Charles R. Webb, Esq.
Boyce A. Griffith, Esq.
Giatras & Webb Hamlin, West Virginia
Charleston, West Virginia Attorney for Appellee
Attorney for Appellant
The Opinion of the Court was delivered PER CURIAM.
JUSTICE DAVIS dissents and reserves the right to file a dissenting opinion.
JUSTICE McGRAW dissents.
In the instant case we reverse a ruling of a circuit court judge sitting as a
special family court judge, and return legal custody of a child to the child's mother.
The father's principal ground for asserting that he should have custody has consistently been the alleged unfitness of the child's mother, and this claim has been primarily based upon an alleged danger to the child from the mother's fiancé. Leaving aside the mother's relationship with her fiancé, the record does not contain substantial evidence upon which a proper finding could be made that the mother, who was originally awarded custody, is not a fit parent.
The most recent ruling in this case on the custody issue was on June 21, 2002, by a circuit judge who had been designated as a special family court judge. The judge found, reviewing exceptions to a family law master's recommended order retaining custody in the father, that the mother's fiancé . . . is a potentially violent person and places the infant child in harm's way, which fact is supported by police records of his violent criminal record and witnesses who testified to his reputation for violence.
The record discloses that the mother's fiancé was arrested in 1970, when he was 17, possibly for stealing, and that he was once fined $300.00 for cursing in public during a domestic dispute. We are not cited to any other evidence that supports the circuit court's finding of a violent criminal record. The other evidence in the record that the father says shows that the fiancé is a potentially violent person and has a reputation for violence is in the form of anecdotal evidence from clearly biased witnesses. This evidence, at best, could support the conclusion that the fiancé has, on several occasions, used hot words and acted intemperately. It could not support a finding that the fiancé is in fact a dangerous and violent person. (See footnote 2)
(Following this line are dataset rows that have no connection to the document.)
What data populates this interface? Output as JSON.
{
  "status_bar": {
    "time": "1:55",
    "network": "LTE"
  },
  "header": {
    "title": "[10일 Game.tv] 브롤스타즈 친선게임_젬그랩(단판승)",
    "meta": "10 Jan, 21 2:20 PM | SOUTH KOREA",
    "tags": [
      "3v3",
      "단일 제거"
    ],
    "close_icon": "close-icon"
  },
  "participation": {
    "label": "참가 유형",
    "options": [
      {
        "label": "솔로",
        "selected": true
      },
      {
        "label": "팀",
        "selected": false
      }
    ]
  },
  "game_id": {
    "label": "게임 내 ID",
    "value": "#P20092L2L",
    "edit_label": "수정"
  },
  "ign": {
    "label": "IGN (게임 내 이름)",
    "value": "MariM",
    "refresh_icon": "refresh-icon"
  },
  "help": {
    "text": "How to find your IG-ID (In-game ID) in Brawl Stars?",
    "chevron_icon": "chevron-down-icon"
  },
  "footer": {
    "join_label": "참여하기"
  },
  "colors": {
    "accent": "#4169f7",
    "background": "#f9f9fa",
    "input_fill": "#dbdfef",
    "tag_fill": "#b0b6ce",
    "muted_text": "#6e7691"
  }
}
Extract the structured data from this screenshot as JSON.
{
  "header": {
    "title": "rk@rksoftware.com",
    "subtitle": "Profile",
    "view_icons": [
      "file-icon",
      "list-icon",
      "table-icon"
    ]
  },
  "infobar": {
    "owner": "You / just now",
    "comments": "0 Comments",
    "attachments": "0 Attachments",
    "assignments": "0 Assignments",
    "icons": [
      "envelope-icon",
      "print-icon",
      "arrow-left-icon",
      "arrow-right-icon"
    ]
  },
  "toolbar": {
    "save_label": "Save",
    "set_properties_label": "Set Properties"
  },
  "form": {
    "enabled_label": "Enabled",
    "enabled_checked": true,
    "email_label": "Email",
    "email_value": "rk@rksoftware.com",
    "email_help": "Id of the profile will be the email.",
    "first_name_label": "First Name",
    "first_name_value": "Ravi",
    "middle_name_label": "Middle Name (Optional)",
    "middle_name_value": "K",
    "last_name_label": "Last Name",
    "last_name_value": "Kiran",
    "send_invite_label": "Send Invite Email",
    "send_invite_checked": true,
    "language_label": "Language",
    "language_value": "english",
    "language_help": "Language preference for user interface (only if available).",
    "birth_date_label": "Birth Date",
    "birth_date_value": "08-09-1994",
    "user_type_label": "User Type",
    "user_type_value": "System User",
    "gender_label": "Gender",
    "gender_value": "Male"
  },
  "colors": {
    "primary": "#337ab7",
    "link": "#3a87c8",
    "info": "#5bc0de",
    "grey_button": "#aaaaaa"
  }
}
This Court stated in Syllabus Point 3 of S.H. v. R.L.H., 169 W.Va. 550, 289 S.E.2d 186 (1982) that neither remarriage nor an extramarital relationship per se raises any presumption against continued custody in the parent originally awarded such custody. In Porter v. Porter, 171 W.Va. 157, 159, 298 S.E.2d 130, 132 (1982), this Court stated that,
[t]here must also be a showing that the parent's relationship with another adult has a deleterious effect upon the child and that the child will materially benefit from the change of custody, evidence of which has been noticeably absent from the proceedings at bar.
In J.B. v. A.B., 161 W.Va. 332, 345, 242 S.E.2d 248, 256 (1978), this Court stated that [t]he award of child custody, however, should not be an exercise in the punishment of an offending spouse. In punishing the offending spouse one may also punish the innocent child, and our law will not tolerate that result.
In Judith R. v. Hey, 185 W.Va. 117, 405 S.E.2d 447 (1990), a circuit court directed that the mother had thirty days from the date of the hearing to either marry the man with whom she was cohabiting or to move out and establish separate living arrangements for her and her daughter. In that case, the court further ordered that if neither alternative was met within such time period, custody of the parties' fourteen-year-old daughter would be granted to the father. This Court reiterated that a careful review of the whole record in the Judith R. case was void of any evidence that she was an unfit parent or that her conduct had created any deleterious effect on the child.
In the instant case, the mother was required, when she originally received custody, not to have her fiancé around the child. She violated this requirement. The record suggests that this requirement was grounded in the fact that she was not married to her fiancé, and not in any proven danger that the fiancé posed to the child.
For violating this requirement, the mother argues (and we agree), she was effectively punished by having her child's custody changed to the father/grandparents. When the mother sought to have this custodial ruling changed, the court refused - based upon the finding discussed herein that the fiancé posed a danger to the child.
We have reviewed the entire record, including the transcripts of numerous hearings, and we find that - even giving due deference to the fact that the lower tribunals saw the witnesses - the finding of the fiancé's dangerousness to the child is so contrary to the weight of the evidence that it cannot be sustained on appeal.
Based on the foregoing, we reverse the circuit court's order and award custody of the child to the appellant. We remand the case with instructions that the Family Court Judge of Lincoln County enter such order as is appropriate to promptly and peacefully effectuate a physical change of custody. Thereafter, both parties are to submit appropriate parenting plans, and proposals for visitation, financial arrangements, etc. and to participate in such proceedings as are determined to be proper by the Family Court Judge.